Residents of Indonesia's eastern North Sulawesi province ran from their homes to the street in panic Wednesday morning when a strong earthquake struck off the coast, but there were no reports of any injuries.
Sutopo Purwo Nugroho, the head of the Indonesian Center of Data Information and Public Relations, told the Anadolu Agency that no casualties had been reported since the 6.2 magnitude earthquake occurred at 9:46 a.m., adding, "we are still assessing whether there is damage and casualties."
He explained that the earthquake had an "epicenter at sea at a depth of 10 kilometers [over six miles] in the subduction pathways in the East Maluku sea."
It "does not have the potential to cause a tsunami," he underlined.
While tremors were also felt in neighboring Gorontalo province, people in North Sulawesi’s harder-hit provincial capital of Manado dashed from their homes after the earthquake struck around 81 miles (131 kilometers) southeast of Bolaang Mongondow Regency.

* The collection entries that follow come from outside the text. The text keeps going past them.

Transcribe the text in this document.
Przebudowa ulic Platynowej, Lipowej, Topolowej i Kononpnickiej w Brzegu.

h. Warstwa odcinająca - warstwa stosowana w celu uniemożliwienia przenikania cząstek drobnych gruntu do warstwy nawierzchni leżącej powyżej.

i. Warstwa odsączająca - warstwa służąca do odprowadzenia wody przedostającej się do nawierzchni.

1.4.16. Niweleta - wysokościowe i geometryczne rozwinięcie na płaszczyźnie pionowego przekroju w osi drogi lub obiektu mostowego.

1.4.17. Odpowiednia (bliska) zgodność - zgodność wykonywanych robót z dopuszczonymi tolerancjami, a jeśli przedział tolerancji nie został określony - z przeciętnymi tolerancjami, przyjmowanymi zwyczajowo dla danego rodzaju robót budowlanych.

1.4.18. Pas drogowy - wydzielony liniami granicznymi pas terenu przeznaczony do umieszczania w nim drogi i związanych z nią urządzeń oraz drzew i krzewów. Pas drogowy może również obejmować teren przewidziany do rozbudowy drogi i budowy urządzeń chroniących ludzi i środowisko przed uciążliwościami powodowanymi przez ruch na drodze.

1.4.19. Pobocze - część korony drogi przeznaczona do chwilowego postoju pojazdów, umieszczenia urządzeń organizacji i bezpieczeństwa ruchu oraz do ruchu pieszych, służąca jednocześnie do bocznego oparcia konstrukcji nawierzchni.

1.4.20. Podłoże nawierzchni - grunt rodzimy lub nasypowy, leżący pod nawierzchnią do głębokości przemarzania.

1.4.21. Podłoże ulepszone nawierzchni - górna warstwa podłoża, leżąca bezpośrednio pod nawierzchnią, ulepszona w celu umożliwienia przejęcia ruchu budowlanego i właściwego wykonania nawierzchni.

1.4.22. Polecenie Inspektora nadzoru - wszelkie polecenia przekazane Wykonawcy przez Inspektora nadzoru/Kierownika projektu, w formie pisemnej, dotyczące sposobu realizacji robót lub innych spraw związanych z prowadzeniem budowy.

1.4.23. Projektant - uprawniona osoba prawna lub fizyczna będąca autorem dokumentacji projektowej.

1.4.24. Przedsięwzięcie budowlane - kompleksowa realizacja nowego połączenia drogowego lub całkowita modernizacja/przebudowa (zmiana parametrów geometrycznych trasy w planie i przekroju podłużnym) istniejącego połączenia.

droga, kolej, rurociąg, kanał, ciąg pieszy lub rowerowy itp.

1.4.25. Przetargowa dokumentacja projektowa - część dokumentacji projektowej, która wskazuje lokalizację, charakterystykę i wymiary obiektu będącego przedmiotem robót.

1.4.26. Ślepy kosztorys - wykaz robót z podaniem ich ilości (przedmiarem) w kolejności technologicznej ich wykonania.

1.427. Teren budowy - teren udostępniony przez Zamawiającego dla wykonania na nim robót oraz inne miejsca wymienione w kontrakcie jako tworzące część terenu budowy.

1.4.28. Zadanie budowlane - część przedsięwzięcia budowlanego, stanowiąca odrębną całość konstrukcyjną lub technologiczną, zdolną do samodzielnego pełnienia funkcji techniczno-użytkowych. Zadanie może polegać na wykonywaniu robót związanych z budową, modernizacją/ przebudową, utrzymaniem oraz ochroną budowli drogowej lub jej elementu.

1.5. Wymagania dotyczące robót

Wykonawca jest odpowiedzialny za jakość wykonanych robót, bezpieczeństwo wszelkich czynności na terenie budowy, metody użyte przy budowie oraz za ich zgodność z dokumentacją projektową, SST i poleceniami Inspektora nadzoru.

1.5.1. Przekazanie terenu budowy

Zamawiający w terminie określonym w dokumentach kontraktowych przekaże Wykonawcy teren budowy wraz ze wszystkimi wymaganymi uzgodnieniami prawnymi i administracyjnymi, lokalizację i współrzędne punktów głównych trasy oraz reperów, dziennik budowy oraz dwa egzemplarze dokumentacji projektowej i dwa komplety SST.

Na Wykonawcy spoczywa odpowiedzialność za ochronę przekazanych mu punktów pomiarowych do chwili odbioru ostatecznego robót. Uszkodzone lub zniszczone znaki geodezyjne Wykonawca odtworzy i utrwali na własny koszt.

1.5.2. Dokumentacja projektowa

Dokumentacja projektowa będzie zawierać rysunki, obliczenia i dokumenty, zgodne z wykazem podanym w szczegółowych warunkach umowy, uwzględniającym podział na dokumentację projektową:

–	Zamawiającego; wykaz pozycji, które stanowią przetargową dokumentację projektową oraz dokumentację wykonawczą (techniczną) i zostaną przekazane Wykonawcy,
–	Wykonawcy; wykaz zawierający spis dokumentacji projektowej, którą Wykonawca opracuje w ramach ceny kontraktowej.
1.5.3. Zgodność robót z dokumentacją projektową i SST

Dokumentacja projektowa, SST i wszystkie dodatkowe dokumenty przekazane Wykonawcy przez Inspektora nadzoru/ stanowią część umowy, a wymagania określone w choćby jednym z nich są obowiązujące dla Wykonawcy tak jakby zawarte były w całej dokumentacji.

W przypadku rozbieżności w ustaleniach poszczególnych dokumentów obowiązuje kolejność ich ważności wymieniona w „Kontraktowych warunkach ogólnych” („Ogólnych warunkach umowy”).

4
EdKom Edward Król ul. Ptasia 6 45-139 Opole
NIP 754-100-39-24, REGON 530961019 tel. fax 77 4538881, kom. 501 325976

Indonesia lies within the Pacific’s "Ring of Fire", where tectonic plates collide and cause frequent seismic and volcanic activity.
On July 2, 2013 the Indonesian island of Sumatra was hit by 6.1 magnitude earthquake that left 35 dead, 276 injured, and more than 4,300 homes damaged or destroyed.
In 2004, an earthquake in Sumatra caused a series of devastating tsunamis around the Indian Ocean, killing over 230,000 people in 14 countries.